Wyden objects to DHS password collection plan

The Democratic senator hope to block plans, floated by the Homeland Security secretary, to collect social media and mobile device passwords as a condition for travelers to enter the United States.

Ron Wyden

Sen. Ron Wyden (D-Ore.) has questions about a DHS plan to collect certain password information from travelers entering the United States.

A Democratic senator wants to prevent Customs and Border Patrol from collecting social media and mobile device passwords as a condition for travelers to enter the United States.

In a Feb. 20 letter to new Secretary of Homeland Security John Kelly, Sen. Ron Wyden (D-Ore.) characterized recent reports of border officials' pressuring travelers for access to their devices as "deeply troubling, particularly in light of [Kelly's] recent comments suggesting that CBP might begin demanding social media passwords from visitors to the United States."

At a Feb. 7 House Homeland Security hearing, Kelly testified that DHS would consider including social media password collection at border crossings as part of its developing "extreme vetting" protocols.

"With those passwords, CBP may then be able to login to accounts and access data that they would otherwise only be able to get from Internet companies with a warrant," Wyden writes. "By requesting a traveler's credentials and then directly accessing their data, CBP would be short-circuiting the vital checks and balances that exist in our current system."

Beyond the privacy concerns, Wyden also states that "these digital dragnet border search practices… needlessly divert agency resources away from those who truly threaten our nation," and could negatively impact businesses that may opt to reduce international travel and increase the use of burner devices rather than hand over their data.

The Electronic Frontier Foundation, a nonprofit digital rights organization, also has taken issue with the suggestion of password collection at border crossings.

"This government overreach highlights the way that diminished legal protections at the border threaten the electronic privacy of all travelers, including Americans," EFF staff attorney Sophia Cope said in an email to FCW. "Digital devices store highly personal information that would never be available during routine searches of backpacks or luggage… Americans and others should not fear having their entire digital lives unreasonably exposed to the scrutiny of the U.S. government simply because they cross the U.S. border."

CBP did not respond to FCW's request for comment.

The letter asks Kelly about the legal authority that permits CBP to require travelers to divulge social media passwords or device access as a condition of entry, as well as the number of times CBP requested this information from 2012-2016 compared to the number of times since Jan. 20, 2017.

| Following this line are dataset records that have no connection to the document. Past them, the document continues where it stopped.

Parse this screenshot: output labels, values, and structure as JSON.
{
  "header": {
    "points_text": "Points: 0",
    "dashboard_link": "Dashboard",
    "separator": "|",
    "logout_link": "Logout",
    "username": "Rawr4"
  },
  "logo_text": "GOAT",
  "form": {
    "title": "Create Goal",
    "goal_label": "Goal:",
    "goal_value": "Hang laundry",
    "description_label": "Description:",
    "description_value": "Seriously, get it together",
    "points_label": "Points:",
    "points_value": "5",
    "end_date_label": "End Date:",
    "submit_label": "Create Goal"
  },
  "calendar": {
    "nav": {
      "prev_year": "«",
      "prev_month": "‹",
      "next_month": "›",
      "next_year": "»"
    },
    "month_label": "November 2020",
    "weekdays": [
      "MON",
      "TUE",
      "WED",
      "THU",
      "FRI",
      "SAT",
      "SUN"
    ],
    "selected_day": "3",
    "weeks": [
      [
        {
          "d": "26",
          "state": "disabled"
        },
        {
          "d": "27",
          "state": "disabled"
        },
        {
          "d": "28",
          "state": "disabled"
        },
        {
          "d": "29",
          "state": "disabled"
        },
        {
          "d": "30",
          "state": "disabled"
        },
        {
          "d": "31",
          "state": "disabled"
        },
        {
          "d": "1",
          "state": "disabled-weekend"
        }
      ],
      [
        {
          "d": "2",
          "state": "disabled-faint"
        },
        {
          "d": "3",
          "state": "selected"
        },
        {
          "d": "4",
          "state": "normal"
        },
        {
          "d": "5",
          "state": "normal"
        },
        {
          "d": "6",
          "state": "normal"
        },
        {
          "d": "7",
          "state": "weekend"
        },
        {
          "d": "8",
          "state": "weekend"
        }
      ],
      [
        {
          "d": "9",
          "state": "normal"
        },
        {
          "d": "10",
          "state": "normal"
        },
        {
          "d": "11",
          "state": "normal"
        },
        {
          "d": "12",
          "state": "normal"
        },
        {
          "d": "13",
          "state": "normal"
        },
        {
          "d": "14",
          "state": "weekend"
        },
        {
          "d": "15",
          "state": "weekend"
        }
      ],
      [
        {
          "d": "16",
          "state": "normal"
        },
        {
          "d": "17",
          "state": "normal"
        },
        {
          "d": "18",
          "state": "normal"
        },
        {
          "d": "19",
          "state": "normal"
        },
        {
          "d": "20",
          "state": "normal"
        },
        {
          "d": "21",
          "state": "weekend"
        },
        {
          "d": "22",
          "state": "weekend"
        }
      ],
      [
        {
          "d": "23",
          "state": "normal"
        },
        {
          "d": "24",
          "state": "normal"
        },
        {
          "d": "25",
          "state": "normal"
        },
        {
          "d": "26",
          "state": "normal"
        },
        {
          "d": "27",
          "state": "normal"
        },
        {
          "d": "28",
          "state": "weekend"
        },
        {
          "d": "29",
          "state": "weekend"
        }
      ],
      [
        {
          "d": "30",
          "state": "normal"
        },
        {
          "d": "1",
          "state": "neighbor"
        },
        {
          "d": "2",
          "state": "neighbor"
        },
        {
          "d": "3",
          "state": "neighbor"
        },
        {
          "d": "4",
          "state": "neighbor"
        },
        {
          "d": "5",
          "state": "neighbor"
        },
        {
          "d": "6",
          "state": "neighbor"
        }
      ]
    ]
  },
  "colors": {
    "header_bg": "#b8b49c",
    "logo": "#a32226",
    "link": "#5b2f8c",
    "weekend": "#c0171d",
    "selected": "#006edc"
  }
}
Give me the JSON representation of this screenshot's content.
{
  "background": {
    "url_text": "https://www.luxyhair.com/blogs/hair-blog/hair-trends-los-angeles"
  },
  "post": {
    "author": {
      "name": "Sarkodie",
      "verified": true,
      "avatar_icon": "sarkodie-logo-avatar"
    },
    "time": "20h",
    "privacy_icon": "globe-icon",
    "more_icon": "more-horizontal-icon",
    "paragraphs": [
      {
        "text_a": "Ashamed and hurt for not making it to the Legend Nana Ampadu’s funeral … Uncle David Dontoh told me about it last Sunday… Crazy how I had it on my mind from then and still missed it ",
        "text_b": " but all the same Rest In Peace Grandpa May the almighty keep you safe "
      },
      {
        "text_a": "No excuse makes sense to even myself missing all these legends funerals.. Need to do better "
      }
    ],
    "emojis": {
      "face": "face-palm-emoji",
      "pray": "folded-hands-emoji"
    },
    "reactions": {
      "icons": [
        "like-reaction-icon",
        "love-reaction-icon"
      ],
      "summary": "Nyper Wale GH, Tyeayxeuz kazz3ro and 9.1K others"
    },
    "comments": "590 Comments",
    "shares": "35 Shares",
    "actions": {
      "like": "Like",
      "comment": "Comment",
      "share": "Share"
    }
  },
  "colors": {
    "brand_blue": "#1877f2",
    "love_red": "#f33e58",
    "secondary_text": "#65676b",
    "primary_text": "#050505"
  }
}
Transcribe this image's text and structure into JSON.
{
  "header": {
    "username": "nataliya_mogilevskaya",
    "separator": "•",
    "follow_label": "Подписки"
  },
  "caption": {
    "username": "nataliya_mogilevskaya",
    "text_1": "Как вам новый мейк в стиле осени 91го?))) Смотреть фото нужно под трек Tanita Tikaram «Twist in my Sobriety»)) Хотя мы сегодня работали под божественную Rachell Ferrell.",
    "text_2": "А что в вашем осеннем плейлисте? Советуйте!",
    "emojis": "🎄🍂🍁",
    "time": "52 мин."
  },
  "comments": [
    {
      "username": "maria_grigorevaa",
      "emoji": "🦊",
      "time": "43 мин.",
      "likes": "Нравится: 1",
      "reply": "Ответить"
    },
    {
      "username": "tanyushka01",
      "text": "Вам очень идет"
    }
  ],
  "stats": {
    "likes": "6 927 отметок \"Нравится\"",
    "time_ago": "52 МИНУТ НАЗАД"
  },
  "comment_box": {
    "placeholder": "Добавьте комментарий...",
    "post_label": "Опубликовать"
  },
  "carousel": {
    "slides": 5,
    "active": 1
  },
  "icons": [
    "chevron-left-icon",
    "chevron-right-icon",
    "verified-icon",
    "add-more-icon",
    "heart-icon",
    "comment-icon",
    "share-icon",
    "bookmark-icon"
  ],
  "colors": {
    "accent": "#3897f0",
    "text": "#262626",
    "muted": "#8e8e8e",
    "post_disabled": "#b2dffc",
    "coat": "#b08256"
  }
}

Wyden, a long-standing privacy advocate and critic of government surveillance practices, also said in the letter that he plans to introduce legislation that would curb border search procedures by outlawing social media password collection and requiring border officials to obtain a warrant before searching devices.

The letter requests a response by March 20.

Separately, CBP on Feb. 21 proposed a plan to update its Electronic Visa Update System to ask travelers from China for their social media information. The notice states that responses to the question would be optional and "clearly marked" on EVUS as such. The proposal is open to public comment for 60 days.